What voters said in last month’s European Parliament election is that they want to preserve the values on which the European Union was founded. But can Europe’s leaders carry out the radical institutional reforms that voters also want?
Last month’s elections to the European Parliament produced better results than one could have expected, and for a simple reason: the silent pro-European majority has spoken. What they said is that they want to preserve the values on which the European Union was founded, but that they also want radical changes in the way the EU functions. Their main concern is climate change.
This favors the pro-European parties, especially the Greens. The anti-European parties, which cannot be expected to do anything constructive, failed to make the gains that they expected. Nor can they form the united front that they would need in order to become more influential.
One of the institutions that needs to be changed is the Spitzenkandidat system. It is supposed to provide a form of indirect selection of the EU leadership. In fact, as Franklin Dehousse has explained in a brilliant but pessimistic article in the EU Observer, it is worse than no democratic selection at all. Each member state has real political parties, but their trans-European combination produces artificial constructs that serve no purpose other than to promote the personal ambitions of their leaders.
This can best be seen in the European People’s Party (EPP), which has managed to capture the presidency of the Commission since 2004. The EPP’s current leader, Manfred Weber, who has no experience in a national government, appears willing to enter into practically any compromise in order to remain in the parliamentary majority. That includes embracing Hungary’s autocratic prime minister, Viktor Orbán.
Orbán has posed a serious problem for Weber, because Orbán has openly flouted European norms and established what amounts to a mafia state. Nearly half the national parties constituting the EPP wanted to expel Orbán’s party, Fidesz. Instead of following through, however, Weber managed to convince the EPP to make a relatively easy demand on Fidesz: allow the Central European University (CEU, which I founded) to continue functioning freely in Hungary as an American university.
Fidesz failed to comply. Even so, the EPP did not expel Fidesz, but merely suspended it so that it could be counted as part of the EPP when the president of the Commission is chosen. Orbán is now trying to reestablish Fidesz as a bona fide member of the EPP. It will be interesting to see if Weber finds a way to accommodate him.
The Spitzenkandidat system is not based on an intergovernmental agreement, so it could easily be changed. It would be much better if the president of the European Commission were directly elected from a carefully selected list of qualified candidates, but that would require treaty changes. The President of the European Council could continue to be elected by a qualified majority of the member states, as the Treaty of Lisbon prescribes.
The reform that would require treaty changes is justified by the increased democratic legitimacy conferred by the European Parliamentary elections. Turnout in the recent election surpassed 50%, up sharply from 42.6% in 2014. This is the first time that turnout has increased at all since the first election in 1979, when 62% of eligible voters participated.

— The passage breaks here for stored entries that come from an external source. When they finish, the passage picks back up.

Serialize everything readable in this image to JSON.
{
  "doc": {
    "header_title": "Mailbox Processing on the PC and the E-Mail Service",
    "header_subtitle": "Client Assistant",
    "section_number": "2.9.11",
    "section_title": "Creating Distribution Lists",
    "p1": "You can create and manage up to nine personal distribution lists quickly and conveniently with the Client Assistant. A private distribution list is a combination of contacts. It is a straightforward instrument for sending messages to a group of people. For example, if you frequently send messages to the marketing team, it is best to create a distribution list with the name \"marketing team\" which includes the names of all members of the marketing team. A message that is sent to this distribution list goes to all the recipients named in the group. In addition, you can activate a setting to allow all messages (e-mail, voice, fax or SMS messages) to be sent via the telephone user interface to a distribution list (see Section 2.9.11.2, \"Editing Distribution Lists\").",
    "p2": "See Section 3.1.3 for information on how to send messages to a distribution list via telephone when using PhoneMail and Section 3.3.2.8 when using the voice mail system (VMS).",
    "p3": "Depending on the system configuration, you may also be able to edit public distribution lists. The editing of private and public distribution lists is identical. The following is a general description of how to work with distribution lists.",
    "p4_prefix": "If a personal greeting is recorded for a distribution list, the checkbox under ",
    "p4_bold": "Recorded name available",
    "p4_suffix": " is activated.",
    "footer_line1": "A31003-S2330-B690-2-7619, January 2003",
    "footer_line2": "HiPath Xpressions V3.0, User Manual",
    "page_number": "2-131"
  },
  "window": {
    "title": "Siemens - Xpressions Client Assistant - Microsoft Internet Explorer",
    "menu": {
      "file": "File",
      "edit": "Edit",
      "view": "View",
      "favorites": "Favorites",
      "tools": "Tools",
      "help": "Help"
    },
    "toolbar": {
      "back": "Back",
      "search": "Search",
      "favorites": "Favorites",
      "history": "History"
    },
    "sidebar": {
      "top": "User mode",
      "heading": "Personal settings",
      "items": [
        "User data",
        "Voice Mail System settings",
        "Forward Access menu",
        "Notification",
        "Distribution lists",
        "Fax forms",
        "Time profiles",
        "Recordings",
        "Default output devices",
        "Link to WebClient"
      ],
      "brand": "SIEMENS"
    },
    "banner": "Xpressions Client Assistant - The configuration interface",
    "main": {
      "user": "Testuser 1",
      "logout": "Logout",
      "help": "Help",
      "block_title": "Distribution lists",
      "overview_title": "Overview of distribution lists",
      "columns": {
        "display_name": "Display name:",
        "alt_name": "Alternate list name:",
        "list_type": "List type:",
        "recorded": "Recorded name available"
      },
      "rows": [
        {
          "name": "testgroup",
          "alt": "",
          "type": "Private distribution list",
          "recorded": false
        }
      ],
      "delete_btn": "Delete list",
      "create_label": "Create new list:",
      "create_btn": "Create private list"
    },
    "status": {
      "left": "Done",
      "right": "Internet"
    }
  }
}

Strangely enough, on this occasion, the Spitzenkandidat system promises to produce a dream team. French President Emmanuel Macron, who is opposed to the Spitzenkandidat system as a matter of principle, is largely responsible for this development. At a dinner with Spanish Prime Minister Pedro Sánchez, the winner of Spain’s national general election, which preceded the European Parliament vote, the two leaders agreed to support two Spitzenkandidatenwho would be ideal for the Commission and for the Council.
Germany is the main supporter of the Spitzenkandidat system. If Weber loses out, Germany will be pushing for Jens Weidmann, President of the Bundesbank, to become President of the ECB. He would hardly be ideal. In fact, he is disqualified by the fact that he testified before Germany’s Federal Constitutional Court against the ECB in a case seeking to invalidate the Bank’s so-called outright monetary transactions, a policy that was crucial to overcoming the eurozone crisis earlier this decade. I hope this fact will become more widely known.
Any other qualified candidate would be preferable to Weidmann as ECB president. As things stand now, France will not have any of the top jobs. It would be a good thing if Germany didn’t have one either, because it would leave more room for other countries.
There are many EU institutions aside from the Spitzenkandidat system that require radical reform. But that can wait until we find out whether, and to what extent, the promise held out by the parliamentary election results is realized. This is not yet the time to declare victory, relax, and celebrate. There is a lot of work to be done to turn the EU into a well-functioning organization that fulfills its great potential.